Now, let us turn the tables: SIRIUS and CSI:FingerID come with a nice GUI, manual etc. But undoubtedly the best to explain how to use our software in practice, are you, the users! To this end, we ask you to send us any tutorial material you have (maybe, a video tutorial?) that may help fellow experimentalists to get acquainted to the software more quickly; you may also point out what the software cannot do, and how you deal with it; and so on.
Please leave a comment below with the link (I hope that works) or, even better, send us a link () that we can put on our soon-to-come training material web page!
ps. The first video tutorial is already out there: Louis-Felix Nothias-Scaglia (UCSD) has prepared this video tutorial on YouTube that explains how to combine Optimus (OpenMS), SIRIUS plus CSI:FingerID and GNPS. Many thx to him! The tutorial is potentially already outdated as development is progressing fast, but isn’t that nice?!
CASMI (Critical Assessment of Small Molecule Identification) 2017 results are finally out! Kai participated with SIRIUS/CSI:FingerID, and won categories 1 (Best Structure Identification on Natural Products), 2 (Best Automatic Structural Identification – In Silico Fragmentation Only), and 4 (Best Automatic Candidate Ranking). He did not participate in category 3.
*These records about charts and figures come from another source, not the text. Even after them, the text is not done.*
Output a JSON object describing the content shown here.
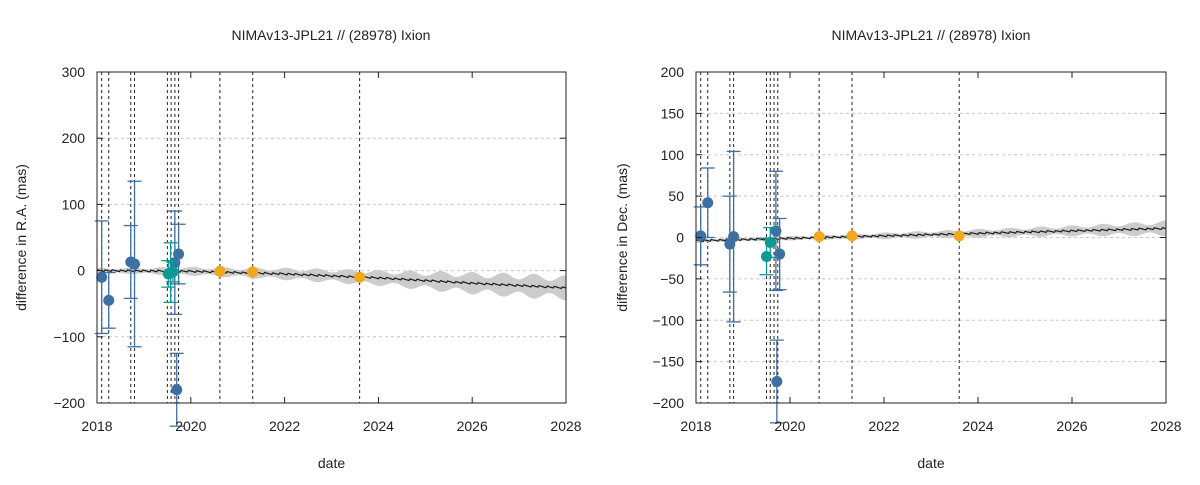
{
  "chart_data": [
    {
      "type": "scatter",
      "title": "NIMAv13-JPL21 // (28978) Ixion",
      "xlabel": "date",
      "ylabel": "difference in R.A. (mas)",
      "xlim": [
        2018,
        2028
      ],
      "ylim": [
        -200,
        300
      ],
      "x_ticks": [
        2018,
        2020,
        2022,
        2024,
        2026,
        2028
      ],
      "y_ticks": [
        -200,
        -100,
        0,
        100,
        200,
        300
      ],
      "y_tick_labels": [
        "−200",
        "−100",
        "0",
        "100",
        "200",
        "300"
      ],
      "grid": "horizontal dashed",
      "observation_dates": [
        2018.1,
        2018.25,
        2018.72,
        2018.8,
        2019.5,
        2019.58,
        2019.66,
        2019.74,
        2020.62,
        2021.32,
        2023.6
      ],
      "series": [
        {
          "color": "#3e6fa3",
          "points": [
            {
              "x": 2018.1,
              "y": -10,
              "err": 85
            },
            {
              "x": 2018.25,
              "y": -45,
              "err": 42
            },
            {
              "x": 2018.72,
              "y": 13,
              "err": 55
            },
            {
              "x": 2018.8,
              "y": 10,
              "err": 125
            },
            {
              "x": 2019.66,
              "y": 12,
              "err": 78
            },
            {
              "x": 2019.74,
              "y": 25,
              "err": 45
            },
            {
              "x": 2019.7,
              "y": -180,
              "err": 55
            }
          ]
        },
        {
          "color": "#0e9a94",
          "points": [
            {
              "x": 2019.52,
              "y": -5,
              "err": 20
            },
            {
              "x": 2019.57,
              "y": -3,
              "err": 45
            },
            {
              "x": 2019.62,
              "y": -2,
              "err": 15
            }
          ]
        },
        {
          "color": "#f2a81d",
          "points": [
            {
              "x": 2020.62,
              "y": -1
            },
            {
              "x": 2021.32,
              "y": -2
            },
            {
              "x": 2023.6,
              "y": -10
            }
          ]
        }
      ],
      "model_line": {
        "color": "#1a1a1a",
        "points": [
          [
            2018,
            0
          ],
          [
            2020,
            -1
          ],
          [
            2022,
            -5
          ],
          [
            2024,
            -11
          ],
          [
            2026,
            -19
          ],
          [
            2028,
            -26
          ]
        ]
      },
      "uncertainty_band": {
        "color": "#cccccc",
        "points": [
          [
            2018,
            3
          ],
          [
            2020,
            5
          ],
          [
            2022,
            7
          ],
          [
            2024,
            9
          ],
          [
            2025.5,
            12
          ],
          [
            2027,
            14
          ],
          [
            2028,
            14
          ]
        ]
      }
    },
    {
      "type": "scatter",
      "title": "NIMAv13-JPL21 // (28978) Ixion",
      "xlabel": "date",
      "ylabel": "difference in Dec. (mas)",
      "xlim": [
        2018,
        2028
      ],
      "ylim": [
        -200,
        200
      ],
      "x_ticks": [
        2018,
        2020,
        2022,
        2024,
        2026,
        2028
      ],
      "y_ticks": [
        -200,
        -150,
        -100,
        -50,
        0,
        50,
        100,
        150,
        200
      ],
      "y_tick_labels": [
        "−200",
        "−150",
        "−100",
        "−50",
        "0",
        "50",
        "100",
        "150",
        "200"
      ],
      "grid": "horizontal dashed",
      "observation_dates": [
        2018.1,
        2018.25,
        2018.72,
        2018.8,
        2019.5,
        2019.58,
        2019.66,
        2019.74,
        2020.62,
        2021.32,
        2023.6
      ],
      "series": [
        {
          "color": "#3e6fa3",
          "points": [
            {
              "x": 2018.1,
              "y": 2,
              "err": 35
            },
            {
              "x": 2018.25,
              "y": 42,
              "err": 42
            },
            {
              "x": 2018.72,
              "y": -8,
              "err": 58
            },
            {
              "x": 2018.8,
              "y": 1,
              "err": 103
            },
            {
              "x": 2019.7,
              "y": 8,
              "err": 72
            },
            {
              "x": 2019.78,
              "y": -20,
              "err": 43
            },
            {
              "x": 2019.72,
              "y": -174,
              "err": 50
            }
          ]
        },
        {
          "color": "#0e9a94",
          "points": [
            {
              "x": 2019.5,
              "y": -23,
              "err": 22
            },
            {
              "x": 2019.58,
              "y": -6,
              "err": 18
            }
          ]
        },
        {
          "color": "#f2a81d",
          "points": [
            {
              "x": 2020.62,
              "y": 1
            },
            {
              "x": 2021.32,
              "y": 2
            },
            {
              "x": 2023.6,
              "y": 2
            }
          ]
        }
      ],
      "model_line": {
        "color": "#1a1a1a",
        "points": [
          [
            2018,
            -4
          ],
          [
            2020,
            -1
          ],
          [
            2022,
            2
          ],
          [
            2024,
            5
          ],
          [
            2026,
            8
          ],
          [
            2028,
            11
          ]
        ]
      },
      "uncertainty_band": {
        "color": "#cccccc",
        "points": [
          [
            2018,
            2
          ],
          [
            2020,
            2
          ],
          [
            2022,
            3
          ],
          [
            2024,
            4
          ],
          [
            2026,
            5
          ],
          [
            2028,
            7
          ]
        ]
      }
    }
  ]
}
For category 4 (in silico methods for searching in molecular structure databases), CSI:FingerID correctly identified 66 of 198 compounds (33.3%). This is more than 6-fold of what the best non-CSI:FingerID contestant reached. (Submissions containing “IOKR” in their name, correspond to different variants of the Input Output Kernel Regression version of CSI:FingerID.)
Unfortunately, CASMI 2017 data did not include isotope patterns. It appears that in many cases, SIRIUS was not able to find the correct molecular formula among the top candidate. This resulted in several cases where the correct structure was excluded due to the “wrong” molecular formula. We will investigate how many compounds would have been correctly identified if isotope pattern data would have been available.